In a 2021 paper published in the journal Socius: Sociological Research for a Dynamic World, the sociologists Samuel Stroope, Heather R. Rackin, and Paul Froese presented some startling findings regarding the attitudes of U.S.-based Christian nationalists with regard to the hot-button topic of immigration. These nationalists affirm “Christian primacy in the public sphere.” In other words, they posit that the U.S. should be considered a Christian country. And Stroope et al. argue that in recent years, on a broader level, Christian self-identity has correlated strongly with nativist views and right-leaning voting patterns.
However, this is not to say that Christianity as a whole is opposed to immigration. According to Stroope et al., the correlation between Christian nationalism and anti-immigrant belief does not extend to those Christians who actually visit churches and go to services. Rather, the strongest correlation exists between those who wish to see the U.S. as a fundamentally Christian country but don’t actually go to church and fervent anti-immigration rhetoric. It seems that the better versed Christians are in the scripture of their own religion, the more understanding of immigration they tend to become. And it turns out there is a very simple reason for that.
What does the Bible actually say about immigration?
Anyone even remotely familiar with the teachings of Jesus Christ could probably guess what the Christian Bible has to say about the treatment of immigrants. Sojourners — a Christian organization that “seek[s] to inspire hope and build a movement to transform individuals, communities, the Church, and the world” — lists 22 verses from the Bible that entreat Christians to welcome immigrants. In these verses are powerful words from Leviticus 19:34: “The alien who resides with you shall be to you as the citizen among you; you shall love the alien as yourself, for you were aliens in the land of Egypt: I am the Lord your God.”

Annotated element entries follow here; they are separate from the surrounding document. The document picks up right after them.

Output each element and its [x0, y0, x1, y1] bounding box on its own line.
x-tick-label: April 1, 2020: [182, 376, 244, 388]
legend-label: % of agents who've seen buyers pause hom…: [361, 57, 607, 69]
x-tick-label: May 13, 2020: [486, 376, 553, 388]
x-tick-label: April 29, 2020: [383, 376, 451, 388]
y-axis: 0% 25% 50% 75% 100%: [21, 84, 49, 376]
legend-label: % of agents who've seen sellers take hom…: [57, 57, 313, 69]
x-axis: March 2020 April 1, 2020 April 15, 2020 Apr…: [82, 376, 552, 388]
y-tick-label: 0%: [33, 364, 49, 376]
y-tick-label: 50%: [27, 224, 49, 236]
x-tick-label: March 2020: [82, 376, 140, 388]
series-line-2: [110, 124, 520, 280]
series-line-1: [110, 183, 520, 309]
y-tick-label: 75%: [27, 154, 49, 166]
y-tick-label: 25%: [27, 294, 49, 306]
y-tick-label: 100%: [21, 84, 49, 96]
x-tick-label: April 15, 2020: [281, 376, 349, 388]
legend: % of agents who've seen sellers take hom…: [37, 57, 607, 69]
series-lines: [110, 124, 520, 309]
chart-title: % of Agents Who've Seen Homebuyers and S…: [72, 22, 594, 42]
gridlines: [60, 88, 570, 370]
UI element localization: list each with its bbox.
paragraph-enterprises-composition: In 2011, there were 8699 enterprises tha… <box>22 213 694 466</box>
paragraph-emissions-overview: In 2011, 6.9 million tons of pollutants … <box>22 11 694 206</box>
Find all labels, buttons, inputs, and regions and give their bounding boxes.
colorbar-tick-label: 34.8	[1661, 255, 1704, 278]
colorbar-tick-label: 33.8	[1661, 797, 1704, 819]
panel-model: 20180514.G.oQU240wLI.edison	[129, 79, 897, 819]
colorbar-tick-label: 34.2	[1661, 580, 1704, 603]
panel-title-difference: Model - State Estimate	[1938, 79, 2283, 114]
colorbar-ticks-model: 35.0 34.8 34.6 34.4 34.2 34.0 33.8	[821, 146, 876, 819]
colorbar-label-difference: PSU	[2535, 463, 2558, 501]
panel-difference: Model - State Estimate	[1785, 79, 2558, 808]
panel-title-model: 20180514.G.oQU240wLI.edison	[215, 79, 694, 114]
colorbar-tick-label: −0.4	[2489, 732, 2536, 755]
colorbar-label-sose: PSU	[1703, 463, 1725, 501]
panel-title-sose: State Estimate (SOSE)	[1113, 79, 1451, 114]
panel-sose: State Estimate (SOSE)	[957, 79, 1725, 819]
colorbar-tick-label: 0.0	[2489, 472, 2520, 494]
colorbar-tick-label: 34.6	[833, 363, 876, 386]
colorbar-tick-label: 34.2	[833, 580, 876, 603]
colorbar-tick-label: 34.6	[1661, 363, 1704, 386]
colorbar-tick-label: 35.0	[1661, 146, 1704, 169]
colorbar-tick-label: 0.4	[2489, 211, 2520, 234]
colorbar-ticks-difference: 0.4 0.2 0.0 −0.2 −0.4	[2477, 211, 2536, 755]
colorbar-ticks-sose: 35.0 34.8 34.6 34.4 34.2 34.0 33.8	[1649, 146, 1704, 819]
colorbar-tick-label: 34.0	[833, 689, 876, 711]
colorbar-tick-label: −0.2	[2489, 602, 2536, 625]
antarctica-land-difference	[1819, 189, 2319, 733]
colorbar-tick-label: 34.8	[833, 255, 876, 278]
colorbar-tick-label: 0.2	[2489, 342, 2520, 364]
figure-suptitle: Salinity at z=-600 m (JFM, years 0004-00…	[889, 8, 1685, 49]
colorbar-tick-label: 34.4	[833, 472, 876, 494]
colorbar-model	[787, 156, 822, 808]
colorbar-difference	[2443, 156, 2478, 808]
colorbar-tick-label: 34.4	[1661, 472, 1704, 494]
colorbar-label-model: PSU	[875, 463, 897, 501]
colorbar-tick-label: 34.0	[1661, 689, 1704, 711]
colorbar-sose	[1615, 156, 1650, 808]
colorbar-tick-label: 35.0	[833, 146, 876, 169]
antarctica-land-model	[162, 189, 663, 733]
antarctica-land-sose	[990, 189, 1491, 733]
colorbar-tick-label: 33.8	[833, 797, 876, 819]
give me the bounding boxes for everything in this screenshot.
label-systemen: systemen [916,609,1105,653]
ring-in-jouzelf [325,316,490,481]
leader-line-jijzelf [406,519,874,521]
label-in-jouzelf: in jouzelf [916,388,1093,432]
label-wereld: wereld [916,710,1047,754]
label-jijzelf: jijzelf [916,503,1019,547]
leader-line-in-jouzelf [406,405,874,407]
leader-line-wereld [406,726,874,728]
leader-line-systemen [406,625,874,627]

Crosswalk highlights the disconnect that seems to occur in much Christian thinking when it comes to the issue of immigration. The source explains that in a 2015 poll, just 12% of self-professed Christians surveyed claimed that the Bible was the primary point of reference when reflecting on immigration. Instead, most Christians take their cues from the media, where the issue has become a political football. Were they instead to look at what the Bible has to say, the source claims that the conclusion that Christians would come to is that they have an obligation to care for immigrants in the same way they would any other neighbor they might encounter.